The emerging critical consensus seems to be that Born To Die is just, well, kind of boring. Along with the rest of TMT, that’s what I’ve thought from the beginning. Born To Die gambles on the assumption that an album will be successful if you simply assemble the right combination of cultural signifiers; high-waisted jeans, James Dean, etc. In that way it embodies both the shrewd marketing tactics of the music business and the prevailing consumption ethos of this generation, a congruence that makes those of us raised on notions of authentic music very uncomfortable. Both are symptoms of a doomed culture, the former’s undoing lies in the fact that the scarcity on which the music business depended doesn’t exist anymore. The music listeners themselves are caught in a strange contradiction in which music is still viewed as a consumption good but its marginal value is practically worthless. And I notice these habits in myself too, the rapaciousness with which young people perfect their personal cultural assemblages borders on maniacal.
It’s this latter part that Del Rey’s masters at Warner Music Group have underestimated.
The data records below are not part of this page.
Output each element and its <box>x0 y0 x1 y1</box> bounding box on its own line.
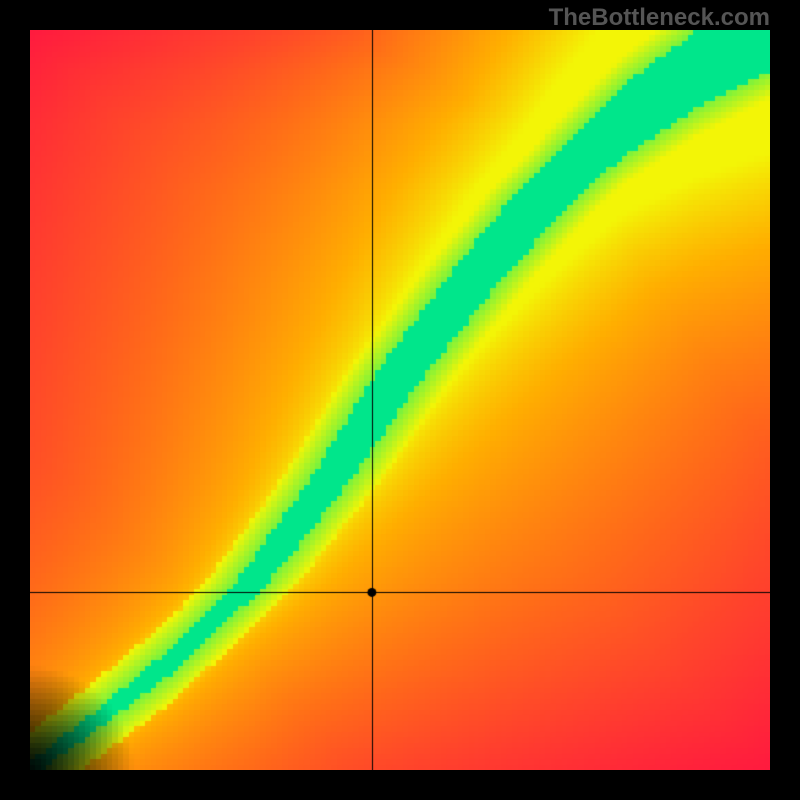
bottleneck-heatmap <box>30 30 770 770</box>
watermark-text: TheBottleneck.com <box>549 4 770 32</box>
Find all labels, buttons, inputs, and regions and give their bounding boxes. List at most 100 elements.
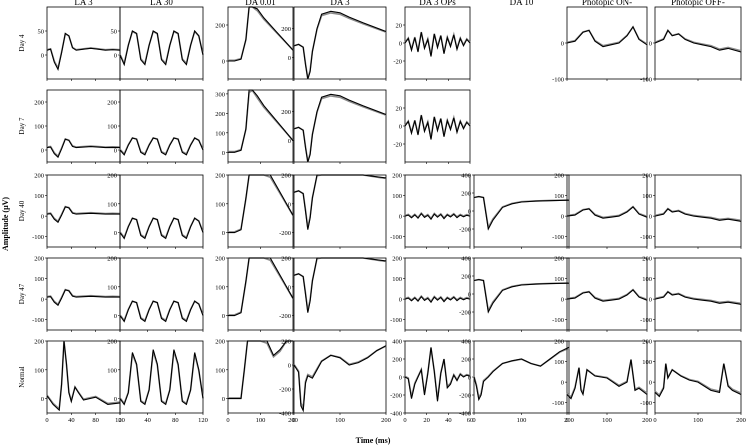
x-tick-label: 0 — [565, 417, 568, 424]
panel-frame — [119, 257, 204, 331]
y-tick-label: -100 — [390, 234, 402, 241]
y-tick-label: 200 — [215, 23, 225, 30]
x-tick-label: 200 — [642, 417, 652, 424]
y-tick-label: 200 — [392, 173, 402, 180]
panel-day-40-photon: -100 0 100 200 — [552, 173, 648, 249]
replicate-trace — [473, 278, 570, 313]
y-tick-label: 200 — [215, 256, 225, 263]
y-tick-label: 20 — [396, 106, 403, 113]
panel-frame — [119, 340, 204, 414]
y-tick-label: 100 — [34, 193, 44, 200]
mean-trace — [46, 206, 121, 224]
x-tick-label: 20 — [423, 417, 430, 424]
mean-trace — [119, 300, 204, 323]
panel-frame — [227, 6, 294, 80]
y-tick-label: 0 — [114, 396, 117, 403]
panel-day-47-la3: -100 0 100 200 — [32, 256, 121, 332]
y-tick-label: 0 — [649, 214, 652, 221]
y-tick-label: 0 — [399, 375, 402, 382]
y-tick-label: 0 — [399, 214, 402, 221]
y-tick-label: 100 — [34, 367, 44, 374]
y-tick-label: -400 — [390, 411, 402, 418]
y-tick-label: 100 — [215, 130, 225, 137]
replicate-trace — [654, 28, 742, 52]
column-title-photoff: Photopic OFF- — [671, 0, 725, 7]
panel-frame — [46, 257, 121, 331]
panel-frame — [293, 6, 387, 80]
y-tick-label: 50 — [38, 29, 45, 36]
y-tick-label: 200 — [107, 173, 117, 180]
mean-trace — [566, 25, 648, 48]
y-tick-label: 200 — [215, 173, 225, 180]
replicate-trace — [473, 195, 570, 230]
y-tick-label: 200 — [281, 256, 291, 263]
panel-day-4-da3: 0 200 — [281, 6, 387, 81]
mean-trace — [404, 32, 471, 57]
panel-day-40-la30: 0 100 200 — [107, 173, 204, 249]
panel-frame — [46, 340, 121, 414]
column-title-da10: DA 10 — [510, 0, 534, 7]
y-tick-label: 100 — [215, 367, 225, 374]
y-tick-label: 200 — [642, 339, 652, 346]
mean-trace — [473, 196, 570, 231]
y-tick-label: 50 — [111, 29, 118, 36]
x-tick-label: 100 — [256, 417, 266, 424]
y-tick-label: 0 — [114, 230, 117, 237]
panel-frame — [654, 174, 742, 248]
panel-day-40-da001: 0 100 200 — [215, 173, 294, 249]
panel-day-4-la30: 0 50 — [111, 6, 204, 81]
mean-trace — [46, 289, 121, 307]
x-tick-label: 40 — [445, 417, 452, 424]
mean-trace — [293, 257, 387, 313]
y-tick-label: 0 — [288, 138, 291, 145]
y-tick-label: 0 — [41, 53, 44, 60]
y-tick-label: -200 — [279, 230, 291, 237]
panel-day-47-photoff: -100 0 100 200 — [640, 256, 742, 332]
y-tick-label: 100 — [642, 193, 652, 200]
y-tick-label: 200 — [34, 173, 44, 180]
y-tick-label: 200 — [34, 100, 44, 107]
y-tick-label: -100 — [552, 77, 564, 84]
mean-trace — [46, 138, 121, 159]
mean-trace — [566, 359, 648, 400]
panel-day-47-photon: -100 0 100 200 — [552, 256, 648, 332]
y-tick-label: 100 — [642, 359, 652, 366]
y-tick-label: -200 — [390, 393, 402, 400]
x-tick-label: 0 — [472, 417, 475, 424]
mean-trace — [566, 289, 648, 302]
replicate-trace — [46, 32, 121, 71]
mean-trace — [473, 346, 570, 402]
panel-frame — [119, 6, 204, 80]
x-tick-label: 200 — [736, 417, 746, 424]
mean-trace — [293, 93, 387, 163]
x-tick-label: 100 — [602, 417, 612, 424]
y-tick-label: 100 — [642, 276, 652, 283]
panel-frame — [404, 89, 471, 163]
y-tick-label: 0 — [41, 396, 44, 403]
y-tick-label: 100 — [554, 193, 564, 200]
y-tick-label: 200 — [281, 109, 291, 116]
y-tick-label: 0 — [288, 284, 291, 291]
y-tick-label: -100 — [552, 317, 564, 324]
mean-trace — [654, 208, 742, 222]
y-tick-label: 200 — [107, 256, 117, 263]
y-tick-label: 0 — [399, 124, 402, 131]
x-tick-label: 120 — [198, 417, 208, 424]
y-tick-label: 0 — [288, 363, 291, 370]
y-tick-label: 0 — [561, 380, 564, 387]
y-tick-label: -100 — [640, 234, 652, 241]
replicate-trace — [654, 363, 742, 397]
y-tick-label: -200 — [459, 227, 471, 234]
y-tick-label: 0 — [561, 297, 564, 304]
y-tick-label: 0 — [468, 375, 471, 382]
y-tick-label: 400 — [461, 339, 471, 346]
y-tick-label: 0 — [222, 313, 225, 320]
y-tick-label: 0 — [399, 41, 402, 48]
y-tick-label: 0 — [41, 148, 44, 155]
panel-day-4-da001: 0 200 — [215, 6, 294, 81]
mean-trace — [654, 291, 742, 305]
y-tick-label: 0 — [468, 292, 471, 299]
replicate-trace — [293, 95, 387, 163]
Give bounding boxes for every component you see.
If the fragmentation and micro-specificity of musical genres says anything, it’s that people’s tastes are getting more specific. In that context, Born to Die reads more like a desperate paean to a unified demographic that is never coming back, especially in its generic appeals to masculinity in the form of one-dimensional fidelity (“This is what makes us girls/ We don’t stick together ’cause we put our love first”). Authentic or not, it is shrewd. In the face of an upended music industry, I have to believe Del Rey’s 50s-throwback profile has as much to do with the reactionary impulses of the music industry as it does with retromania.